Ki-ka: Ketua YAI Pinta Panggabean, Direktur RS Kanker Dharmais dr Soeko, Sutradara Teater Lena Simanjuntak, Ketua  YCPBI, Rosa

Ketua Yayasan Anyo Indonesia (YAI), Pinta Panggabean, mengungkapkan, bahwa, pada bulan Juni 2025 mendatang YAI genap berusia 13 tahun. “Dan selama 13 tahun ini kami  terus melakukan penyuluhan dan sosialisasi pencegahan  terhadap kanker anak ke seluruh provinsi di Indonesia. Memang tidak mudah untuk melakukan penyuluhan mengenai kanker anak, karena masyarakat  masih minim  informasinya. Tetapi kami terus berjuang,” tutur Pinta Panggabean sembari menambahkan bahwa pementasan teater ini dalam rangka memperingati hari Kanker Anak Sedunia yang dirayakan setiap tanggal 15 Februari.

Selain penyuluhan kanker, lanjut Pinta, YAI  juga telah melakukan konser musik, diskusi, pameran dan lain sebagainya. “Nah kali ini unik berbeda, yaitu melalui teater. Jujur awalnya tidak pede, apakah kita bisa bersuara lewat teater? Tetapi karena ada dukungan luar biasa dari Ibu Lena, Pak Herri dan teman-teman yang lain, akhirnya teater ini pun terwujud. Jadi kami ingin menyelamatkan “Anyo-anyo” yang lain agar selamat dari kanker,” tukas Pinta Panggabean.

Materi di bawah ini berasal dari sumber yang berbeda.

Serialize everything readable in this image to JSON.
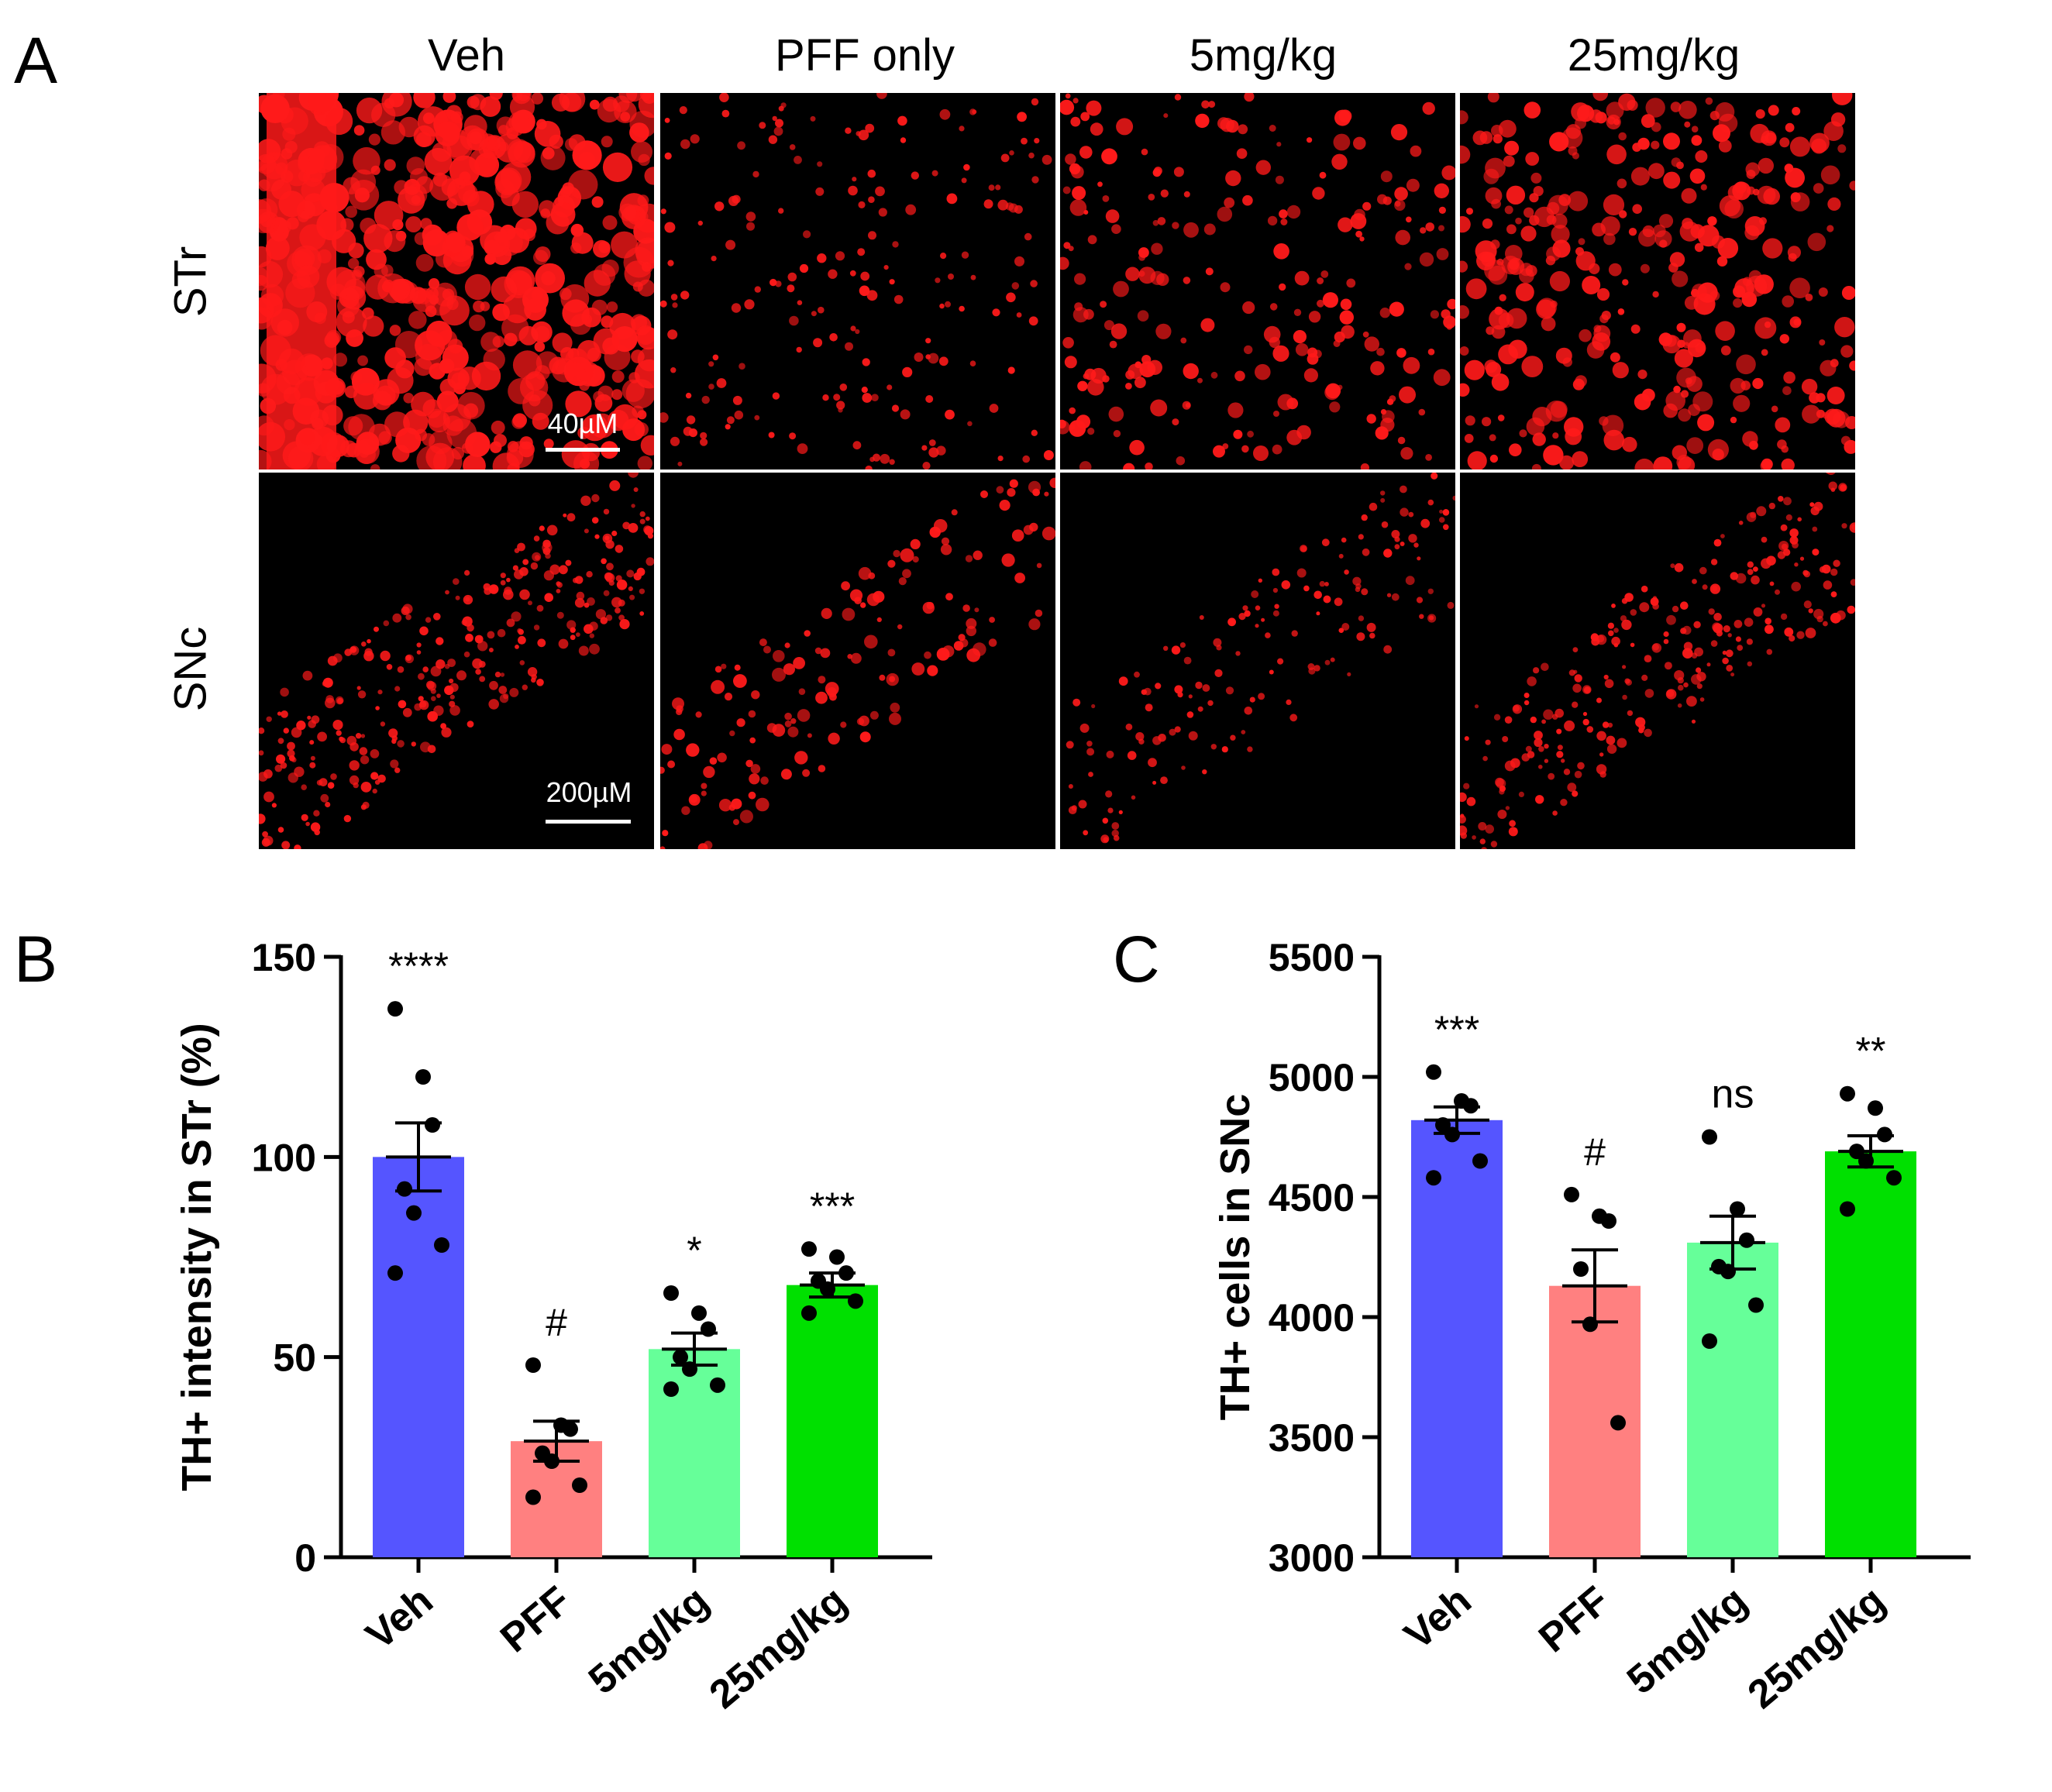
{
  "panel_a": {
    "letter": "A",
    "columns": [
      "Veh",
      "PFF only",
      "5mg/kg",
      "25mg/kg"
    ],
    "rows": [
      "STr",
      "SNc"
    ],
    "scale_bars": [
      "40µM",
      "200µM"
    ],
    "stain_color": "#ff1a1a"
  },
  "panel_b": {
    "letter": "B"
  },
  "panel_c": {
    "letter": "C"
  },
  "chart_data": [
    {
      "type": "bar",
      "panel": "B",
      "categories": [
        "Veh",
        "PFF",
        "5mg/kg",
        "25mg/kg"
      ],
      "ylabel": "TH+ intensity in STr (%)",
      "ylim": [
        0,
        150
      ],
      "yticks": [
        0,
        50,
        100,
        150
      ],
      "values": [
        100,
        29,
        52,
        68
      ],
      "sem": [
        8.5,
        5,
        4,
        3
      ],
      "points": [
        [
          137,
          120,
          108,
          92,
          86,
          78,
          71
        ],
        [
          48,
          33,
          32,
          26,
          24,
          18,
          15
        ],
        [
          66,
          61,
          57,
          50,
          47,
          43,
          42
        ],
        [
          77,
          75,
          71,
          69,
          67,
          64,
          61
        ]
      ],
      "annotations": [
        "****",
        "#",
        "*",
        "***"
      ],
      "colors": [
        "#5555ff",
        "#ff8080",
        "#66ff99",
        "#00e000"
      ]
    },
    {
      "type": "bar",
      "panel": "C",
      "categories": [
        "Veh",
        "PFF",
        "5mg/kg",
        "25mg/kg"
      ],
      "ylabel": "TH+ cells in SNc",
      "ylim": [
        3000,
        5500
      ],
      "yticks": [
        3000,
        3500,
        4000,
        4500,
        5000,
        5500
      ],
      "values": [
        4820,
        4130,
        4310,
        4690
      ],
      "sem": [
        55,
        150,
        110,
        65
      ],
      "points": [
        [
          5020,
          4900,
          4880,
          4800,
          4760,
          4650,
          4580
        ],
        [
          4510,
          4420,
          4400,
          4200,
          3970,
          3560
        ],
        [
          4750,
          4450,
          4320,
          4210,
          4190,
          4050,
          3900
        ],
        [
          4930,
          4870,
          4760,
          4690,
          4650,
          4580,
          4450
        ]
      ],
      "annotations": [
        "***",
        "#",
        "ns",
        "**"
      ],
      "colors": [
        "#5555ff",
        "#ff8080",
        "#66ff99",
        "#00e000"
      ]
    }
  ]
}
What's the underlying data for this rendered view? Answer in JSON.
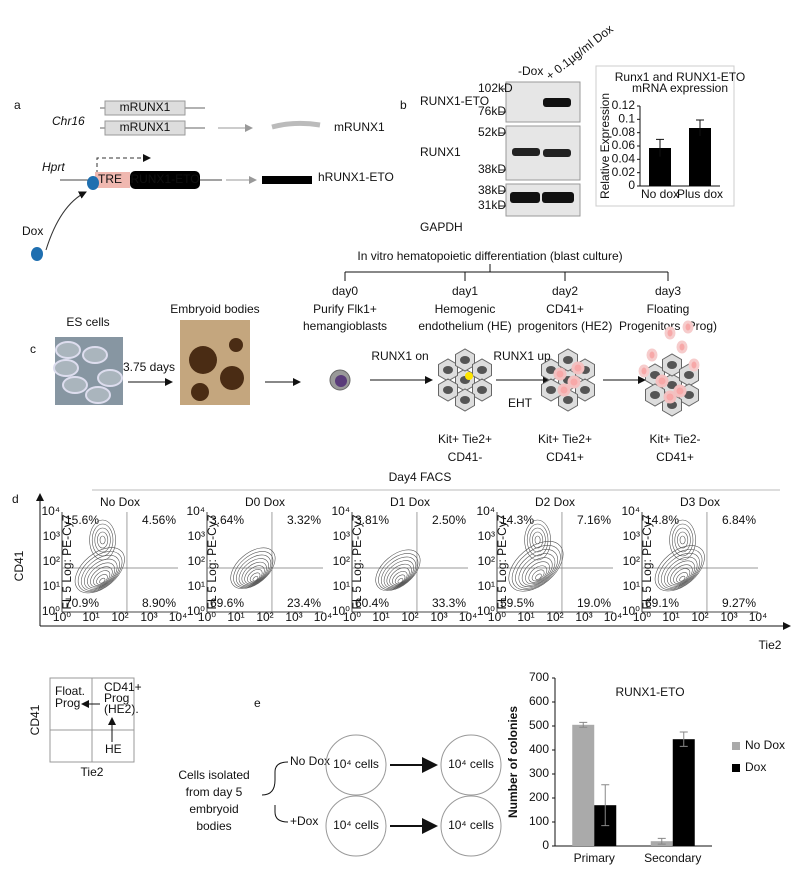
{
  "figure": {
    "a": {
      "label": "a",
      "genes": [
        "mRUNX1",
        "mRUNX1"
      ],
      "chr": "Chr16",
      "product": "mRUNX1",
      "locus": "Hprt",
      "promoter": "TRE",
      "transgene": "RUNX1-ETO",
      "transgene_product": "hRUNX1-ETO",
      "inducer": "Dox"
    },
    "b": {
      "label": "b",
      "lanes": [
        "-Dox",
        "+ 0.1µg/ml Dox"
      ],
      "blots": [
        {
          "name": "RUNX1-ETO",
          "markers": [
            "102kD",
            "76kD"
          ]
        },
        {
          "name": "RUNX1",
          "markers": [
            "52kD",
            "38kD"
          ]
        },
        {
          "name": "GAPDH",
          "markers": [
            "38kD",
            "31kD"
          ]
        }
      ]
    },
    "c": {
      "label": "c",
      "header": "In vitro hematopoietic differentiation (blast culture)",
      "stages": [
        {
          "day": "day0",
          "desc": [
            "Purify Flk1+",
            "hemangioblasts"
          ]
        },
        {
          "day": "day1",
          "desc": [
            "Hemogenic",
            "endothelium (HE)"
          ]
        },
        {
          "day": "day2",
          "desc": [
            "CD41+",
            "progenitors (HE2)"
          ]
        },
        {
          "day": "day3",
          "desc": [
            "Floating",
            "Progenitors (Prog)"
          ]
        }
      ],
      "es_cells": "ES cells",
      "duration": "3.75 days",
      "embryoid_bodies": "Embryoid bodies",
      "runx1_on": "RUNX1 on",
      "runx1_up": "RUNX1 up",
      "eht": "EHT",
      "phenotypes": [
        [
          "Kit+ Tie2+",
          "CD41-"
        ],
        [
          "Kit+ Tie2+",
          "CD41+"
        ],
        [
          "Kit+ Tie2-",
          "CD41+"
        ]
      ]
    },
    "d": {
      "label": "d",
      "title": "Day4 FACS",
      "y_axis": "CD41",
      "x_axis": "Tie2",
      "plot_axis_label": "FL 5 Log: PE-Cy7",
      "ticks": [
        "10⁰",
        "10¹",
        "10²",
        "10³",
        "10⁴"
      ],
      "plots": [
        {
          "title": "No Dox",
          "quadrants": [
            "15.6%",
            "4.56%",
            "70.9%",
            "8.90%"
          ]
        },
        {
          "title": "D0 Dox",
          "quadrants": [
            "3.64%",
            "3.32%",
            "69.6%",
            "23.4%"
          ]
        },
        {
          "title": "D1 Dox",
          "quadrants": [
            "3.81%",
            "2.50%",
            "60.4%",
            "33.3%"
          ]
        },
        {
          "title": "D2 Dox",
          "quadrants": [
            "14.3%",
            "7.16%",
            "59.5%",
            "19.0%"
          ]
        },
        {
          "title": "D3 Dox",
          "quadrants": [
            "14.8%",
            "6.84%",
            "69.1%",
            "9.27%"
          ]
        }
      ]
    },
    "quadrant_key": {
      "y_axis": "CD41",
      "x_axis": "Tie2",
      "float_prog": [
        "Float.",
        "Prog"
      ],
      "he2": [
        "CD41+",
        "Prog",
        "(HE2)."
      ],
      "he": "HE"
    },
    "e": {
      "label": "e",
      "source": [
        "Cells isolated",
        "from day 5",
        "embryoid",
        "bodies"
      ],
      "conditions": [
        "No Dox",
        "+Dox"
      ],
      "cells": [
        "10⁴ cells",
        "10⁴ cells",
        "10⁴ cells",
        "10⁴ cells"
      ]
    }
  },
  "chart_data": [
    {
      "type": "bar",
      "title": [
        "Runx1 and RUNX1-ETO",
        "mRNA expression"
      ],
      "ylabel": "Relative Expression",
      "categories": [
        "No dox",
        "Plus dox"
      ],
      "values": [
        0.057,
        0.087
      ],
      "errors": [
        0.013,
        0.012
      ],
      "color": "#000000",
      "ylim": [
        0,
        0.12
      ],
      "yticks": [
        0,
        0.02,
        0.04,
        0.06,
        0.08,
        0.1,
        0.12
      ]
    },
    {
      "type": "bar",
      "title": "RUNX1-ETO",
      "ylabel": "Number of colonies",
      "categories": [
        "Primary",
        "Secondary"
      ],
      "series": [
        {
          "name": "No Dox",
          "color": "#aaaaaa",
          "values": [
            505,
            20
          ],
          "errors": [
            10,
            12
          ]
        },
        {
          "name": "Dox",
          "color": "#000000",
          "values": [
            170,
            445
          ],
          "errors": [
            85,
            30
          ]
        }
      ],
      "ylim": [
        0,
        700
      ],
      "yticks": [
        0,
        100,
        200,
        300,
        400,
        500,
        600,
        700
      ],
      "legend": "right"
    }
  ]
}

Lanjut Pinta, tujuan dari pementasan teater tersebut adalah untuk memberikan kekuatan serta pendampingan bagi anak-anak pejuang kanker. Selain itu, pementasan teater bertujuan menghimbau pemerintah, tenaga medis, dan semua masyarakat untuk lebih peduli terhadap penanggulangan kanker yang diderita anak di Indonesia. “Pementasan teater Simfoni suara-suara tak terdengar ini juga mendukung  program Inisiatif Global untuk Kanker Anak (the Global Initiative for Childhood Cancer) dari WHO yang ingin menyatukan para pemangku kepentingan dari seluruh dunia dan lintas sektor dengan tujuan bersama untuk meningkatkan tingkat kelangsungan hidup anak-anak pengidap kanker secara global sampai setidaknya 60% pada tahun 2030,“ ujar Pinta Panggabean.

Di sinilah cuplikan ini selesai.